Among the stolen data were the home addresses and cell phones of Republican senators, which Cosko published online to intimidate them, he admitted. The Republicans were notified and given the opportunity to send a victim’s impact statement to the judge, but there is no indication that others whose data was compromised were informed.
“Four months of stealing personal emails, info about constituent services, info about literally hundreds of people. That’s what he had organized in his ‘high value’ folders,” prosecutor Demian S. Ahn said in court.
Ahn called it the “largest data breach in Senate history” and said Cosko essentially stole everything. Cosko’s defense attorney acknowledged “when he broke in, he just took everything that was on there.”
Cosko’s plea agreement notes that “the defendant copied dozens of gigabytes of data from computers in Senator Hassan’s Office, including dozens of usernames and passwords belonging to Senate employees, credit card information belonging to Senate employees, social security numbers belonging to Senate employees, personally identifying information (‘PII’) belonging to hundreds of other persons, and tens of thousands of e-mails and internal documents.”
A Republican Senate aide familiar with “casework” — a term used to describe senators’ assistance of constituents — said “hundreds of other persons” likely understates the number of New Hampshire residents affected.
“You get everything, from people winding up on the death list to people not getting their social security check,” the aide told the DCNF.
In court, Cosko tearfully apologized to constituents for the “harm” or “potential harm” he caused, The Washington Post reported.
But Hassan and her office remained tight-lipped throughout the affair.
Hassan sat on the Senate Committee on Commerce, Science, and Transportation, which oversees communications and interstate trade, as well as the Permanent Subcommittee on Investigations, which probed Equifax’s “failures to protect sensitive information.”
Hassan was one of 15 senators in December 2018 who introduced the “Data Care Act,” which would establish “a duty of care for sensitive data and … hold companies accountable when they fall short. The digital space can’t keep operating like the Wild West at the expense of our privacy.”

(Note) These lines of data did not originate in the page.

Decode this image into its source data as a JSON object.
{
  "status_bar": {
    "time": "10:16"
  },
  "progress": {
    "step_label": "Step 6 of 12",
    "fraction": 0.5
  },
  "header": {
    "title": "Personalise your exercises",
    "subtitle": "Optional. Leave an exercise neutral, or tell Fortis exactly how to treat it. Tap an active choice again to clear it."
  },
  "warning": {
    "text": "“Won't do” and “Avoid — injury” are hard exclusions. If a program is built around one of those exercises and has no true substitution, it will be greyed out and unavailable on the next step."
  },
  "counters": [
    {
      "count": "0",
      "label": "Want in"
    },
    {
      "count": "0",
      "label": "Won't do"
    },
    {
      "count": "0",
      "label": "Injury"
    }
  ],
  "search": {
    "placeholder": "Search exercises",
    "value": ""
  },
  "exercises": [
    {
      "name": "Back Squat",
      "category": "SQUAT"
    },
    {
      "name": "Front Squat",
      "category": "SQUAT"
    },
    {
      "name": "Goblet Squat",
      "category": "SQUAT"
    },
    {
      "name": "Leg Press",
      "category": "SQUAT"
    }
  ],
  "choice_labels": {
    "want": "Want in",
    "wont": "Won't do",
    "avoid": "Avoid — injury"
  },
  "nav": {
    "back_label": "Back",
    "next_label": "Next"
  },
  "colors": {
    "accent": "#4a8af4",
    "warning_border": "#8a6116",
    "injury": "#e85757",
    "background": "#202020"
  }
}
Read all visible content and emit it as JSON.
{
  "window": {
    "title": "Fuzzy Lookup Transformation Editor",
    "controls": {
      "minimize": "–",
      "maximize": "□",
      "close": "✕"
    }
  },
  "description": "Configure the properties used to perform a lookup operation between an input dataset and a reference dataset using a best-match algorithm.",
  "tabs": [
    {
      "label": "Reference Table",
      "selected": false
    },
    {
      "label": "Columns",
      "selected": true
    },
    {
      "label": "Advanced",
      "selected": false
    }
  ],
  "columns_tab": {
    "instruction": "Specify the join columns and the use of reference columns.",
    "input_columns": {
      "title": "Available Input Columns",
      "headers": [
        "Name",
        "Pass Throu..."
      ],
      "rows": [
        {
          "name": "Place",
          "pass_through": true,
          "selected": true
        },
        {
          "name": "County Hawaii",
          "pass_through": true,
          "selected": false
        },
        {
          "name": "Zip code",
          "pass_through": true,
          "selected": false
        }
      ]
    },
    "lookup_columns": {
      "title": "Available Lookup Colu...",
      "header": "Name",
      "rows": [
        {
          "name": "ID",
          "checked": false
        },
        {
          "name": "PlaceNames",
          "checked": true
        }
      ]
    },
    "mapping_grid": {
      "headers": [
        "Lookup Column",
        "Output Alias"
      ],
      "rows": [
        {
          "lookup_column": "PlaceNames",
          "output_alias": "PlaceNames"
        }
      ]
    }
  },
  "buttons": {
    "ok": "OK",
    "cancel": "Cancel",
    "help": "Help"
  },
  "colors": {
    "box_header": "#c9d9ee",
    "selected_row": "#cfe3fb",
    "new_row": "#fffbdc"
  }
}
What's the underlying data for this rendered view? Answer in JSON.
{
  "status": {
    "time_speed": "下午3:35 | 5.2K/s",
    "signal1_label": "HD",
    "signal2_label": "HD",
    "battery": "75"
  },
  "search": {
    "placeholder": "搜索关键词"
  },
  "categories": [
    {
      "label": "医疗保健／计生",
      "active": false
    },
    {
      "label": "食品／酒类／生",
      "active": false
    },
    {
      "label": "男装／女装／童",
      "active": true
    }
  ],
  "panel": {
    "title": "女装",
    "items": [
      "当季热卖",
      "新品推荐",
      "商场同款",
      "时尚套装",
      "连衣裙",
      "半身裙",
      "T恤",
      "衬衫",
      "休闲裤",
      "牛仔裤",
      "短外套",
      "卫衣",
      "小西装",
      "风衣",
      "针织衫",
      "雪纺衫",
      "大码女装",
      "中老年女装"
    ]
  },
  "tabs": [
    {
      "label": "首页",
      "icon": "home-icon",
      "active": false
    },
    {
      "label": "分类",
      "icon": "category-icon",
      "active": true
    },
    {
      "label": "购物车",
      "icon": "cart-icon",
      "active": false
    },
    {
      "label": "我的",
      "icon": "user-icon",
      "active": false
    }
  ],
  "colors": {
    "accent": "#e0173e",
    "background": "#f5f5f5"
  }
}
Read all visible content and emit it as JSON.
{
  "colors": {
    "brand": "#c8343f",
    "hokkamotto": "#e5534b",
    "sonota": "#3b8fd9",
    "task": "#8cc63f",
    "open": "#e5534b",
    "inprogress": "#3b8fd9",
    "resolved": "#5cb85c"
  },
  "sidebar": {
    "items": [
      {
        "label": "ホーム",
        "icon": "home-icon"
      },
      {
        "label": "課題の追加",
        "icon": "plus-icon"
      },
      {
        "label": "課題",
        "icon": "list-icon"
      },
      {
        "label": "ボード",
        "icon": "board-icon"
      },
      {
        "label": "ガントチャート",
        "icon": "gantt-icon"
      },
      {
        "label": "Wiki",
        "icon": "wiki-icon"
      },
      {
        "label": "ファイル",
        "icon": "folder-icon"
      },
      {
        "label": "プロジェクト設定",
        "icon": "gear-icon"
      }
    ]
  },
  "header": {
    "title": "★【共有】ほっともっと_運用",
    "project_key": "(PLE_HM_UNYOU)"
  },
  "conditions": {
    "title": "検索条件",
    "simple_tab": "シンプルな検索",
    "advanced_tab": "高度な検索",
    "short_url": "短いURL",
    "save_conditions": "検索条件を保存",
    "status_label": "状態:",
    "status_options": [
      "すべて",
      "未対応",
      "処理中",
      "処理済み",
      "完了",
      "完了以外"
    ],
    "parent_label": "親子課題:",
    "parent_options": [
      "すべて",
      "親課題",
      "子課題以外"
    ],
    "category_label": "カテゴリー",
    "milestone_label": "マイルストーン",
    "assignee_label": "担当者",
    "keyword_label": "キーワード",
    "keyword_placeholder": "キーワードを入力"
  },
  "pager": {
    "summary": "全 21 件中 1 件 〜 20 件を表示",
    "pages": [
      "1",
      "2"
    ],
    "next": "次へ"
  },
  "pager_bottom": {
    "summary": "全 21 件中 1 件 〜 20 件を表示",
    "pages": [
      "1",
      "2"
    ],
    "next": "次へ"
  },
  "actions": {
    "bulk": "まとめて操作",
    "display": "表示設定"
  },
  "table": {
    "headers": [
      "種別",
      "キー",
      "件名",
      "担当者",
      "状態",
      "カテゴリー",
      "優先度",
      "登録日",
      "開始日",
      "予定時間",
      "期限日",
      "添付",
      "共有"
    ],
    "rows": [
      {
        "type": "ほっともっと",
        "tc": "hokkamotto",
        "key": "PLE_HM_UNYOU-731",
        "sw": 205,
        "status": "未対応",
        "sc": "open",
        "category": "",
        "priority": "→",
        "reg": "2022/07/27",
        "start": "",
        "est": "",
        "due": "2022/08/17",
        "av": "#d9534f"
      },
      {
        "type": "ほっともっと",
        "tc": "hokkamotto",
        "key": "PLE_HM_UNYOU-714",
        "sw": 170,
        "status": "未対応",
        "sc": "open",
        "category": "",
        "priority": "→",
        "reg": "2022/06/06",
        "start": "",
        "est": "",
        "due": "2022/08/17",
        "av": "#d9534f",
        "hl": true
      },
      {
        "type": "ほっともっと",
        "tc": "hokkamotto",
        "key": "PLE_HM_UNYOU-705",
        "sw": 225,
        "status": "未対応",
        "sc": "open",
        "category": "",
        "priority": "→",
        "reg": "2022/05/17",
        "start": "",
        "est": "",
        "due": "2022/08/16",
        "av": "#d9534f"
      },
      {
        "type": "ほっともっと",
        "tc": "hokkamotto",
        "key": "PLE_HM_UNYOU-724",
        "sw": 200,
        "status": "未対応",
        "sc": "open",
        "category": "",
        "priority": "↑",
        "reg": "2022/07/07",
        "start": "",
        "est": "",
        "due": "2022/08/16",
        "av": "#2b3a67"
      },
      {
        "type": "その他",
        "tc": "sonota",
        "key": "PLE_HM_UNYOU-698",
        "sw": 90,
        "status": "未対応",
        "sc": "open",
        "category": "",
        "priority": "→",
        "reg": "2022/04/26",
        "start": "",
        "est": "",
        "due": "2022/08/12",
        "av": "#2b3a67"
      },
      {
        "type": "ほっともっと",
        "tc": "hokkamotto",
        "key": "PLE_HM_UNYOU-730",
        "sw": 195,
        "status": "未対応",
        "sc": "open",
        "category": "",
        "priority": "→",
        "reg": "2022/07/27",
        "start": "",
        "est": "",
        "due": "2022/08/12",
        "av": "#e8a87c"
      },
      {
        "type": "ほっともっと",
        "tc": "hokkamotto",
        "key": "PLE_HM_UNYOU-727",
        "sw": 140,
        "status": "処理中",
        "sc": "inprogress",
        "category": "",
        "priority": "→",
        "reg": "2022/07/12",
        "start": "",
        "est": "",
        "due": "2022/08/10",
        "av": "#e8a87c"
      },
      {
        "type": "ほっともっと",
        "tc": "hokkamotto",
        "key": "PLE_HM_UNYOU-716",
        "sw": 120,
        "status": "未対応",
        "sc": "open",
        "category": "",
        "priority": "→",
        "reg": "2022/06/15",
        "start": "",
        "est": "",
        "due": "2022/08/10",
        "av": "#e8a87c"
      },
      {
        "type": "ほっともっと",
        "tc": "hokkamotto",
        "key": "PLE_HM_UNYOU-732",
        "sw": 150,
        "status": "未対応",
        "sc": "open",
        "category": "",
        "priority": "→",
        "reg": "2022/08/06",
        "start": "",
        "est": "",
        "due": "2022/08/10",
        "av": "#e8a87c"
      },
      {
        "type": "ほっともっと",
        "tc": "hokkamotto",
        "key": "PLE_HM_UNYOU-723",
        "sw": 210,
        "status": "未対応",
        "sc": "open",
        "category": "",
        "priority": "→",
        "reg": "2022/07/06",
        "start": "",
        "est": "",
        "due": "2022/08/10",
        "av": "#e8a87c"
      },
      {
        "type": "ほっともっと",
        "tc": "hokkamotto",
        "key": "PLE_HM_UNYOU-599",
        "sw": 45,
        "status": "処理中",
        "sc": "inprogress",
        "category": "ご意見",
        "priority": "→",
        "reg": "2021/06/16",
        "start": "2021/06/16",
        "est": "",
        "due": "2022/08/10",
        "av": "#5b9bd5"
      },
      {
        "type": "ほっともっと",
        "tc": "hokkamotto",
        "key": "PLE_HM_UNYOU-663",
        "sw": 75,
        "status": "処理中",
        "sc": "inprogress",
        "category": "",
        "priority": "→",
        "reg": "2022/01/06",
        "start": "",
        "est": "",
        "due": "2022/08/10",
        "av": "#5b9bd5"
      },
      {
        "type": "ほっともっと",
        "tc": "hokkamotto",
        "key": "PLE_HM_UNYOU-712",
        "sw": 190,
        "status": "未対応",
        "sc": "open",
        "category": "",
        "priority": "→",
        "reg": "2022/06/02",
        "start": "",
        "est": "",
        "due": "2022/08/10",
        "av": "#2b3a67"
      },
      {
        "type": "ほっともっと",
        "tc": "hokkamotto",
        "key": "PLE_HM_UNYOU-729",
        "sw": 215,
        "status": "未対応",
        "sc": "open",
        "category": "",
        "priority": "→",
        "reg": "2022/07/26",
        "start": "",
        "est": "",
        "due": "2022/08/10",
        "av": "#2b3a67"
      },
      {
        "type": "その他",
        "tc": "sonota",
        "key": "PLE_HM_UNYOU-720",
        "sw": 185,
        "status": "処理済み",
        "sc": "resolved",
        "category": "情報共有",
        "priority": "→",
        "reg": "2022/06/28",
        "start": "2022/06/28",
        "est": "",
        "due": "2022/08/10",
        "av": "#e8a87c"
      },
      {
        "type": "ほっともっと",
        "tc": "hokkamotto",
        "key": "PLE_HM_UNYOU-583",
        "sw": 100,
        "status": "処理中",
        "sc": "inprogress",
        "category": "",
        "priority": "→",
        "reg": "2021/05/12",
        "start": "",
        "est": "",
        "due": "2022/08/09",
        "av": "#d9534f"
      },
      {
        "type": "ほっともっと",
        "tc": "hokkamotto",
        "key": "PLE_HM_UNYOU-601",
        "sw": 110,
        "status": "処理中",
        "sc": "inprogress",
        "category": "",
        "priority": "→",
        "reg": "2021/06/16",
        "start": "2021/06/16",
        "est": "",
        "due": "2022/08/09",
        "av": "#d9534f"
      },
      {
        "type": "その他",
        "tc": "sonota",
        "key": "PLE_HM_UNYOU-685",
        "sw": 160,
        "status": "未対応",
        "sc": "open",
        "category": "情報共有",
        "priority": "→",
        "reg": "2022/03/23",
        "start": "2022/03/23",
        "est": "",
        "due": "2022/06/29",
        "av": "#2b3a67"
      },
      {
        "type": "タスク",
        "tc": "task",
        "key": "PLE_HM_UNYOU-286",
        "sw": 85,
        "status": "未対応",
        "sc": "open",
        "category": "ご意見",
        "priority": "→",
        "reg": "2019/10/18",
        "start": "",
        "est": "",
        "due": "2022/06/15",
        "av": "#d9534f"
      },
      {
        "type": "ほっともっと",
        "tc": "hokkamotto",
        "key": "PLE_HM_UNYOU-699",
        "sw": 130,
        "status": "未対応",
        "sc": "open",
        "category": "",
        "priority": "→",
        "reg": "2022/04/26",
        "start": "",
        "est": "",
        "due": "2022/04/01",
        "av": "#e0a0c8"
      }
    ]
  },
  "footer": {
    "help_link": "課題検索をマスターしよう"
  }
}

On top of her November 2017 and October 2018 exchanges, in March 2019, she again “grilled Equifax executives on their company’s negligence in handling the sensitive data of millions of Americans,” as a press release from Hassan’s office put it.
“The New Hampshire statute does not apply under its terms to the U.S. government,” the state’s Associate Attorney General James Boffetti told the DCNF by email.
He declined to point to the legal reference establishing that. The New Hampshire law also requires businesses that expose people’s private data to notify the attorney general’s office.
Hassan’s constituents are in New Hampshire, but others affected, including Senate employees, likely live in D.C., Maryland and Virginia. Those states have similar laws, at least one of which appears to apply to government entities.
Virginia’s law says it covers not only businesses but also “governments, governmental subdivisions, agencies, or instrumentalities or any other legal entity, whether for profit or not for profit.”
According to a chart summarizing state data breach notification laws compiled by Foley & Lardner LLP, Virginia requires “Notice, without unreasonable delay, to any affected resident of Virginia.”
The District of Columbia’s says “If any person or entity is required to notify more than 1,000 persons of a breach of security, the person shall also notify, without unreasonable delay, all consumer reporting agencies that compile and maintain files on consumers on a nationwide basis.” It applies to “Any person or entity who conducts business in the District of Columbia.”
Maryland’s says “The notice shall be given as soon as reasonably practicable, but not later than 45 days after the business concludes its investigation.”
Virginia law carries a fine of up to $150,000, while the fine in D.C. is $100 for each violation. In Maryland, it is considered an “unfair or deceptive trade practice” and carries a fine of up to $1,000 per violation.